WASHINGTON — A Pentagon official urged Congress on Thursday to limit interest rates on payday loans to military service members, thousands of whom are paying ruinous rates and falling into a cycle of debt.
The problem is growing and the financial straits of some military personnel are so severe that they have been removed from their duties and lost their security clearances, an expert told a hearing of the Senate Banking Committee.
They “have fallen into the Venus flytrap of payday lending and it has literally destroyed their lives,” said retired Adm. Charles Abbot, president and CEO of the Navy-Marine Corps Relief Society.
A measure imposing a 36 percent cap on the annual interest rate for payday loans to service members passed the Senate earlier this year as part of a defense bill, but the ceiling was not included in a House-passed version of the defense legislation.
Prospects for congressional passage of the rate ceiling were unclear, with lawmakers expected to adjourn by the end of the month.
David Chu, the undersecretary of Defense for personnel and readiness, testified that Congress should put a ceiling on the cost of credit to military borrowers “to prevent any lenders from imposing usurious rates.”
A 36 percent cap is “a high number” but would not cut off useful sources of credit for military personnel, Chu said.
The Defense Department “believes service members who require loans with interest rates above 36 percent (annual percentage rate) should seek assistance and not consider further increasing their debt load,” Chu said.
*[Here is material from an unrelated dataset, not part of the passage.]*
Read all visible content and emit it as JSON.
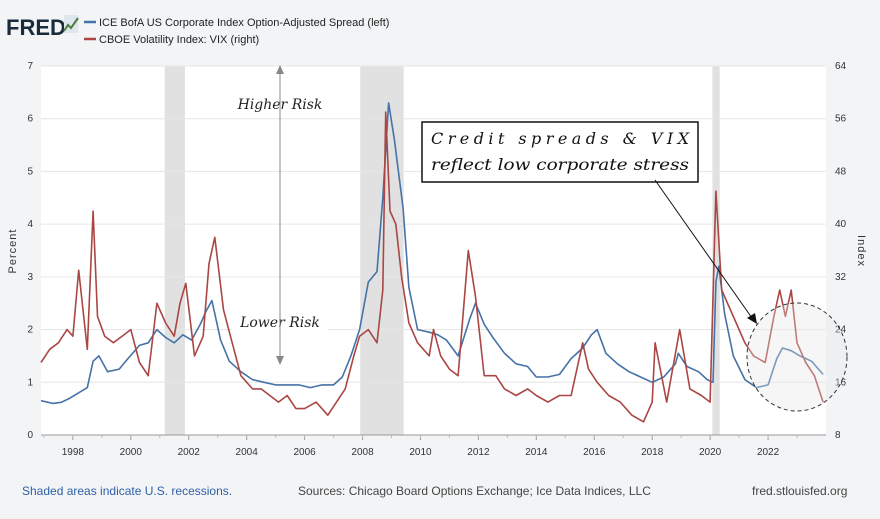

With annual interest rates running from around 390 percent to more than 900 percent, many users of payday loans — military and civilian — get in over their heads when they can’t repay them quickly and fees accumulate. The businesses offer short-term cash advances against borrowers’ paychecks and charge fees.
The loans work this way: You need money today, but payday is a week or two away. You write a check dated for your payday and give it to the lender. You get your money, minus the interest fee. In two weeks, the lender cashes your check or charges you more interest to extend, or “roll over,” the loan for another two weeks, possibly at a higher interest rate.
Many of the storefront businesses are clustered around military bases, and many of the military customers are 18 or 19 years old. Experts say payday lending problems are becoming more prevalent with long troop deployments, as service members and their families face increasing financial hardships.
In a report released last month, the Defense Department estimated that 225,000 service members — or 17 percent of the military — use payday loans. The Center for Responsible Lending, a group advocating stricter industry controls, says that one in five service members took out such a loan in 2004, and that someone who borrows $325 pays an average of $800 in charges.
Military bases offer financial counseling and zero-interest emergency loans to service members in trouble. They also can recommend credit unions that offer low-interest loans. But some military members prefer the no-questions-asked approach of payday lenders.
Industry officials say that payday loans offer a service when no one else will. They say a mandated cap could force some military lenders to close, driving soldiers and sailors to unregulated lenders, including Internet sites registered outside the United States.
Twelve states prohibit triple-digit rates on payday loans, according to the Consumer Federation of America. They are Arkansas, Connecticut, Georgia, Maine, Maryland, Massachusetts, New Jersey, New York, North Carolina, Pennsylvania, Vermont and West Virginia.